No estante, las redes políticas tejidas por Perón durante su gobierno le permitieron
integrar una estructura de mando secreta que alentó y arraigo en Argentina una fuerte
corriente peronista que tenía diversas expresiones a veces contradictorias. Los militares
conservadores, o gorilas, como eran llamados por los argentinos, mantuvieron el control
político del país, impidiendo toda costa el retorno del peronismo, lo que se manifestó de
manera más clara entre 1966 y 1973, cuando se libró un estado de guerra contra las fuerzas
de la subversión interna de cualquier tipo.
Argentina.
La radicalización de algunas fracciones del peronismo, como los montoneros, el
ejército revolucionario popular y las fuerzas armadas revolucionarias aunado al fuerte
descontento social permitieron que 1973 Juan domingo Perón regresara del exilio, siendo
presidente Héctor Cámpora, quien renunció al cargo en 1973 y posteriormente Perón es
elegido por tercera ocasión para la presidencia; pero ahora en franca confrontación con los
grupos radicales. Al morir el caudillo, en julio de 1974, se esposa y vicepresidenta, Isabel
Perón, ocupó la presidencia hace 23 de marzo de 1976, fecha en que culmina luego de varios
mini golpes, el derrocamiento orquestado por quien fue su jefe de Estado Mayor, el general
Jorge Videla, quien de inmediato detuvo a Isabel Perón, cerró el congreso y despidió a los
ministros de la suprema corte.

La dictadura militar argentina aplicó la doctrina de seguridad Nacional de una forma


más espontánea e histérica que cualquier otro país del cono Sur.
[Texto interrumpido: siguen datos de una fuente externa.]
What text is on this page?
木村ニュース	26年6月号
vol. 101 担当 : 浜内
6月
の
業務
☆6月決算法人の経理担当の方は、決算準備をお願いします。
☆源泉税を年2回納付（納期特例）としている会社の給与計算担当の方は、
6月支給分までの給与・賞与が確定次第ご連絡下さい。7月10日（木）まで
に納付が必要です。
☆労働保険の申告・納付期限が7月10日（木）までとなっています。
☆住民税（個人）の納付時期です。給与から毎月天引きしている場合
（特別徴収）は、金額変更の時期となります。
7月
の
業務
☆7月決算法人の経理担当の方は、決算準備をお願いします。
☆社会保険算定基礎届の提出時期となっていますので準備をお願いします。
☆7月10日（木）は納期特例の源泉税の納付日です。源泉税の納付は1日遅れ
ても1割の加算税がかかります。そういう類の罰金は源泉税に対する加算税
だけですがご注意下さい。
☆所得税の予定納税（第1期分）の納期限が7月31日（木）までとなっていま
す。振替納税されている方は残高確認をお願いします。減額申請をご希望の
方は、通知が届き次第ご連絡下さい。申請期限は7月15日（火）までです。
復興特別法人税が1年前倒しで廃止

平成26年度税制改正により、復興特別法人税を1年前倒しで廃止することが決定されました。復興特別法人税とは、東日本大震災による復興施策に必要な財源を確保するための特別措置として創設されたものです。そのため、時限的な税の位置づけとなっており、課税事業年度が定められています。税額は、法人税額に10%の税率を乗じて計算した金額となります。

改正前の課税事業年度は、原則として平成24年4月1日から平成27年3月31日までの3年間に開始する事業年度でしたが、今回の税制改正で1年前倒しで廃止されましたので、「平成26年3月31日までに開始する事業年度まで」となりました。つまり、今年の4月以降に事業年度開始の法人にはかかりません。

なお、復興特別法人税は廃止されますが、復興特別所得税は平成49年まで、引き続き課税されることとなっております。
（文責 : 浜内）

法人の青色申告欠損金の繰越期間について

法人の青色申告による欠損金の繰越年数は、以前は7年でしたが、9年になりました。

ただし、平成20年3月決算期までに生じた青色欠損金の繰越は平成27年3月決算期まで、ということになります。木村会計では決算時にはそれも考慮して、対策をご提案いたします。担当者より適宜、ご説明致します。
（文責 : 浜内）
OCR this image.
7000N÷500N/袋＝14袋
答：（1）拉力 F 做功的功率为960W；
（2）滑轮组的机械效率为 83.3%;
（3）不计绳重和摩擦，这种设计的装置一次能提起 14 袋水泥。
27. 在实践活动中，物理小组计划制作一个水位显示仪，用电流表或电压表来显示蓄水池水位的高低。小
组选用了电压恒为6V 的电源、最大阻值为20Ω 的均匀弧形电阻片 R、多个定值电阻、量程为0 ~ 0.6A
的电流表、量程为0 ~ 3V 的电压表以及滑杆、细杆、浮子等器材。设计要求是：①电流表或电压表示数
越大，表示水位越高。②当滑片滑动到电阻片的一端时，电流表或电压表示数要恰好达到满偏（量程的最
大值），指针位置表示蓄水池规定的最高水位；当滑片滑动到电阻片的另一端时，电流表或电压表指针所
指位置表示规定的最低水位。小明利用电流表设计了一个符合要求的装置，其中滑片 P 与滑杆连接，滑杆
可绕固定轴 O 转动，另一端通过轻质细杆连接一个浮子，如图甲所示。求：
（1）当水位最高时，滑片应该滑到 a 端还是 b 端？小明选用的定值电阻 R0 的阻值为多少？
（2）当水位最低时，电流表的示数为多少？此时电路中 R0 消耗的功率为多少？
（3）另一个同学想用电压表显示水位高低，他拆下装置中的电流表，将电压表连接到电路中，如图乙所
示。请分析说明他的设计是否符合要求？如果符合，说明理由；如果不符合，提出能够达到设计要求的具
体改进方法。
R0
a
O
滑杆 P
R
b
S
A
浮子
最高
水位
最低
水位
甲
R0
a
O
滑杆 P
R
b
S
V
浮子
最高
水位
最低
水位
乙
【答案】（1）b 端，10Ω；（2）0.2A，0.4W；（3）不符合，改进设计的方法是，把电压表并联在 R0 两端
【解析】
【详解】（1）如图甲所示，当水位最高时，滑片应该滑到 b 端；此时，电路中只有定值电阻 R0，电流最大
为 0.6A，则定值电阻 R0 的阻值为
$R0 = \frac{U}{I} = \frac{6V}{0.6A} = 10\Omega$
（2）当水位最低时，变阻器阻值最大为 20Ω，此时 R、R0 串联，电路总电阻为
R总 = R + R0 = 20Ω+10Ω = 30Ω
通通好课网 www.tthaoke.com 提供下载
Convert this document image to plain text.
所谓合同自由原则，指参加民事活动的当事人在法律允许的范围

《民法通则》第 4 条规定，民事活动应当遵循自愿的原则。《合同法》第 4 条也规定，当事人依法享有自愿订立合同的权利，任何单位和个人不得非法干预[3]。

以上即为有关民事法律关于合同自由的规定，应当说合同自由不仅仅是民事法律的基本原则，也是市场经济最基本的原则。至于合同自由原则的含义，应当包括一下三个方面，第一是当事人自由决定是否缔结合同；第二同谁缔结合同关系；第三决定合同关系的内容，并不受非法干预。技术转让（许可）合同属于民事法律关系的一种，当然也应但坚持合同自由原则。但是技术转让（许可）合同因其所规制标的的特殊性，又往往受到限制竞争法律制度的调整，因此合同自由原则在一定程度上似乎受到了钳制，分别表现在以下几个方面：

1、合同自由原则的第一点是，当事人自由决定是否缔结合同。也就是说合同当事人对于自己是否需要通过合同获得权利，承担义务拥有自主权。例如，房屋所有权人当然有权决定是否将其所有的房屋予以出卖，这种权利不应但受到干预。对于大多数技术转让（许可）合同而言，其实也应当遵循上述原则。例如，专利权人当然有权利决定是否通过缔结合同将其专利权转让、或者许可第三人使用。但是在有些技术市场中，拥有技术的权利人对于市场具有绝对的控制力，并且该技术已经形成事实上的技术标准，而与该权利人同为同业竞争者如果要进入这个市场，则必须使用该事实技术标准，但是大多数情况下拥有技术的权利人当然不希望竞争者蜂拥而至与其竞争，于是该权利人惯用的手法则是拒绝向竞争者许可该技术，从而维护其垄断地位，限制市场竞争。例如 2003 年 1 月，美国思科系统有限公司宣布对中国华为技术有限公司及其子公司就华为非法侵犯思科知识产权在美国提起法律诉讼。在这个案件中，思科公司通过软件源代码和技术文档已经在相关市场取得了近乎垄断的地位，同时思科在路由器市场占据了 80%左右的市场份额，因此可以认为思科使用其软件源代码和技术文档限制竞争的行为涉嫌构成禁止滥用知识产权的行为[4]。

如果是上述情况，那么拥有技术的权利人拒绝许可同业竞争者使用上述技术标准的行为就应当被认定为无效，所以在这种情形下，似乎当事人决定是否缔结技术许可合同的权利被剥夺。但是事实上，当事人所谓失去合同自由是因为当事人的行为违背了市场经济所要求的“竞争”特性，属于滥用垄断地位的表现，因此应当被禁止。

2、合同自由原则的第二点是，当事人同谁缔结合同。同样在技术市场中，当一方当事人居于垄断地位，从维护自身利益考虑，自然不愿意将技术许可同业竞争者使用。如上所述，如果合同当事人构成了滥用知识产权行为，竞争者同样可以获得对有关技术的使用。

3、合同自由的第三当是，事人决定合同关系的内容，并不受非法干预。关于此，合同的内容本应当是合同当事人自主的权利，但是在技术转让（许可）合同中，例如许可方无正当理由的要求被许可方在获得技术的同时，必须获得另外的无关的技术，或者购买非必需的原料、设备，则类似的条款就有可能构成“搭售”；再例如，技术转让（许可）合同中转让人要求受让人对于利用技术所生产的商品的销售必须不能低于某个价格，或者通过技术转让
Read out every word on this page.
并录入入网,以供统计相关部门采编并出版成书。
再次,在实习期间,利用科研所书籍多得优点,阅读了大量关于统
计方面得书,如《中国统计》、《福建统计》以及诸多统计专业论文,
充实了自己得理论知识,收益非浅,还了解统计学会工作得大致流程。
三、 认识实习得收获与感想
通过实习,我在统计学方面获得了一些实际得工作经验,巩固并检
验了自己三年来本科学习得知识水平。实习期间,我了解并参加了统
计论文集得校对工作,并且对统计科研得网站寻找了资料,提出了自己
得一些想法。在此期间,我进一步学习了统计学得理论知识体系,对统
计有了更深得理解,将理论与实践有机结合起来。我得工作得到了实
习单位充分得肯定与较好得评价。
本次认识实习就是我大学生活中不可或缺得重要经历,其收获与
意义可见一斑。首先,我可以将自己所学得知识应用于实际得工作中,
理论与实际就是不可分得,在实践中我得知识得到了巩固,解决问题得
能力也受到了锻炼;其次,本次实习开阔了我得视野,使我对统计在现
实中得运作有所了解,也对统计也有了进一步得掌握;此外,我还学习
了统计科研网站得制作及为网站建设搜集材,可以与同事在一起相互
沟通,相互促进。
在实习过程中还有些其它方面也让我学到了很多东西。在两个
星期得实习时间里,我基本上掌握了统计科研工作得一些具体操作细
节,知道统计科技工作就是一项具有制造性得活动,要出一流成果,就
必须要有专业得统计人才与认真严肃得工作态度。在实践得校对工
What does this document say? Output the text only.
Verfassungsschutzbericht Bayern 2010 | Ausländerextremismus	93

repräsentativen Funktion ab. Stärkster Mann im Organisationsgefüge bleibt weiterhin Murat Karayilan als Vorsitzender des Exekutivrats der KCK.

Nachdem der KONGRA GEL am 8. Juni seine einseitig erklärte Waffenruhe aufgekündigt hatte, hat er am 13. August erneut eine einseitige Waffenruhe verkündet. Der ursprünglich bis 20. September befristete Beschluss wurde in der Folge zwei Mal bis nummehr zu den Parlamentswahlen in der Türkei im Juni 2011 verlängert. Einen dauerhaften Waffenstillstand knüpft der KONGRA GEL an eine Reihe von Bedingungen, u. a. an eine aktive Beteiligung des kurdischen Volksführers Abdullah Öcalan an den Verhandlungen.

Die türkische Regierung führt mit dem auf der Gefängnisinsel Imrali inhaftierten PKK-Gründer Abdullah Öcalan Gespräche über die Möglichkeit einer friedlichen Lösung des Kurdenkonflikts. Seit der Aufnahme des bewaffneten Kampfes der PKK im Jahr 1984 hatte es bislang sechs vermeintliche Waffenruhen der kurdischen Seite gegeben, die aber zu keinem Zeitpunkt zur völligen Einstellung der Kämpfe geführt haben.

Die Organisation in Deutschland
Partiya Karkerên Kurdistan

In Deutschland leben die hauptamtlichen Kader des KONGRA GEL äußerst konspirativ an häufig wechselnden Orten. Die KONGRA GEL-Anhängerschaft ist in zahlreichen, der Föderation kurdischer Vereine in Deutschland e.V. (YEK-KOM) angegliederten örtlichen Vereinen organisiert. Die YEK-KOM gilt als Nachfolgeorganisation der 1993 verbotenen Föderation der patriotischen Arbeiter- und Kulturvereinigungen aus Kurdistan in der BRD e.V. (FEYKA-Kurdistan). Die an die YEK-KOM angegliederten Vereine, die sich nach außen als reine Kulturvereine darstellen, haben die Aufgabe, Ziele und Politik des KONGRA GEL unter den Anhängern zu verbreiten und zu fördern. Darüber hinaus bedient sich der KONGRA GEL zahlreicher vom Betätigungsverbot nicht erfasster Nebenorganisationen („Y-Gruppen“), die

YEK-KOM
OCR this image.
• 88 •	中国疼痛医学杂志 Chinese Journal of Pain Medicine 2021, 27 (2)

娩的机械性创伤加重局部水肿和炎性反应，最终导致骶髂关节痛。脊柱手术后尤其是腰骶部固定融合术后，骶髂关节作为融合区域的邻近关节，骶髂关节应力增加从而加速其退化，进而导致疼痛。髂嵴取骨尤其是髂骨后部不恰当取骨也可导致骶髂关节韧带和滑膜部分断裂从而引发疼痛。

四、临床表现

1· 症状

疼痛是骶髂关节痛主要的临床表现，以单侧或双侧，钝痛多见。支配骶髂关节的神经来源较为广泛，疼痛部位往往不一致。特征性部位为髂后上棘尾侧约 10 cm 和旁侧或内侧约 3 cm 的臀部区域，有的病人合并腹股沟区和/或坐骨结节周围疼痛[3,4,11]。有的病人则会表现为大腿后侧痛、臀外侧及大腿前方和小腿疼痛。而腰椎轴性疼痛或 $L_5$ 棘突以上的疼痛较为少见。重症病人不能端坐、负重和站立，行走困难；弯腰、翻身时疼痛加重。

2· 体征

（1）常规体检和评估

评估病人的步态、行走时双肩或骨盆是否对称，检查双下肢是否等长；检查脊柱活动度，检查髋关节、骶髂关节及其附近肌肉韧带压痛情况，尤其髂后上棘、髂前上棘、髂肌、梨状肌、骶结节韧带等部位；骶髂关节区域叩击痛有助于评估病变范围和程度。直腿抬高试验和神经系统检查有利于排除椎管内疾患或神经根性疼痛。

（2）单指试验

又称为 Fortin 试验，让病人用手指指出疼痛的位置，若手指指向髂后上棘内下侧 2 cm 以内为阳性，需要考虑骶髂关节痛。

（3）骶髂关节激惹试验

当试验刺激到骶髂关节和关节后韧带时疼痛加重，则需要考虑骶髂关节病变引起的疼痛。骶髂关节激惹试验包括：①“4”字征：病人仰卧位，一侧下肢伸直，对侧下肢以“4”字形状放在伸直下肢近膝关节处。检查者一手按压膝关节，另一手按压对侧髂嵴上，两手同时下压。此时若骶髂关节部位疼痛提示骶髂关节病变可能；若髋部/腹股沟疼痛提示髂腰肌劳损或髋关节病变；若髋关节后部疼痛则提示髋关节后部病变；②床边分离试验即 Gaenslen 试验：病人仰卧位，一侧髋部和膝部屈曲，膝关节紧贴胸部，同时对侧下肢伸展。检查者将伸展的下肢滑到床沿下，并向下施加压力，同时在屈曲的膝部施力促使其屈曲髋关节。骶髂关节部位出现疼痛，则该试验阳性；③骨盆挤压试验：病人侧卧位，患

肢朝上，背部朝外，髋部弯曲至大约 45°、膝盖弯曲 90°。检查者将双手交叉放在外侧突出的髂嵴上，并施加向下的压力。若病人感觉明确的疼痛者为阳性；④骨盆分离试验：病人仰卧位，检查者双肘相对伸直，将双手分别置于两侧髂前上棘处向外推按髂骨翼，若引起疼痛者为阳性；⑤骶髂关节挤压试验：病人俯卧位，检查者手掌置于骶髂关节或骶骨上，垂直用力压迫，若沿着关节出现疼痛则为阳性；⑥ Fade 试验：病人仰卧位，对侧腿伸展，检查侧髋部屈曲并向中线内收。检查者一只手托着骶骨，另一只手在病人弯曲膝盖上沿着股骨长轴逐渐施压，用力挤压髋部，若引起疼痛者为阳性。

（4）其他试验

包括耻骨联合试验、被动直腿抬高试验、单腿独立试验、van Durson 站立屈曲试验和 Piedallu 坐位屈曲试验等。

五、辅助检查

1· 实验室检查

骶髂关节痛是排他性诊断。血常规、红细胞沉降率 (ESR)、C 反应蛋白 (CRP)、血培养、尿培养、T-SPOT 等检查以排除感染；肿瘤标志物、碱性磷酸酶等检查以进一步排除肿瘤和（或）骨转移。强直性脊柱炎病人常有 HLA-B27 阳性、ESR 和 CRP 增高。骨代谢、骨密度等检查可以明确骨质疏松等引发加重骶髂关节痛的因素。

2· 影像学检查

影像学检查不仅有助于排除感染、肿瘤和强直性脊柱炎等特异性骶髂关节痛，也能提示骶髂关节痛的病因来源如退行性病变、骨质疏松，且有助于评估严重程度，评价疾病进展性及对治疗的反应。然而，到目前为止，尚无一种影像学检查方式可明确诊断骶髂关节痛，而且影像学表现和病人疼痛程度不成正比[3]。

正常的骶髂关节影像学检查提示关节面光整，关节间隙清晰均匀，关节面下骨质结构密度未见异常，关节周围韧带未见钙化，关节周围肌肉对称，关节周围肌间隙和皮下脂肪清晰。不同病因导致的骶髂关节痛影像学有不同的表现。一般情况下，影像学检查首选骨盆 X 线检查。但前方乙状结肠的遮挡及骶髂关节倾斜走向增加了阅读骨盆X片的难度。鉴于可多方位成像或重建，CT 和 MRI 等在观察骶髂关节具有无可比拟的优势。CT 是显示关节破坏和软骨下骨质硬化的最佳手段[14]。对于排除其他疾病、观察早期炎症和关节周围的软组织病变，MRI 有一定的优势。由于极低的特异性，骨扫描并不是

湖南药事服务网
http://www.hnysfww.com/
Como siempre, el caos
económico, el aislamiento de Washington y la derrota en la absurda guerra por las islas
Malvinas contra Gran Bretaña en 1982 precipitaron la caída de los militares. En octubre de
1983 los argentinos fueron llamados a las urnas y eligieron como presidente a Raúl Alfonsín,
de la Unión Cívica Radical. En las siguientes elecciones, en mayo de 1989, el peronista
Carlos Saúl Menem llegó a la presidencia. En ambos casos, las líneas generales de sus
gobiernos estuvieron marcadas por el indulto a los militares que participaron en la guerra
sucia, por los escándalos de corrupción y por aplicar programas económicos neoliberales que
poco o nada se han distinguido de los implementados por los regímenes militares.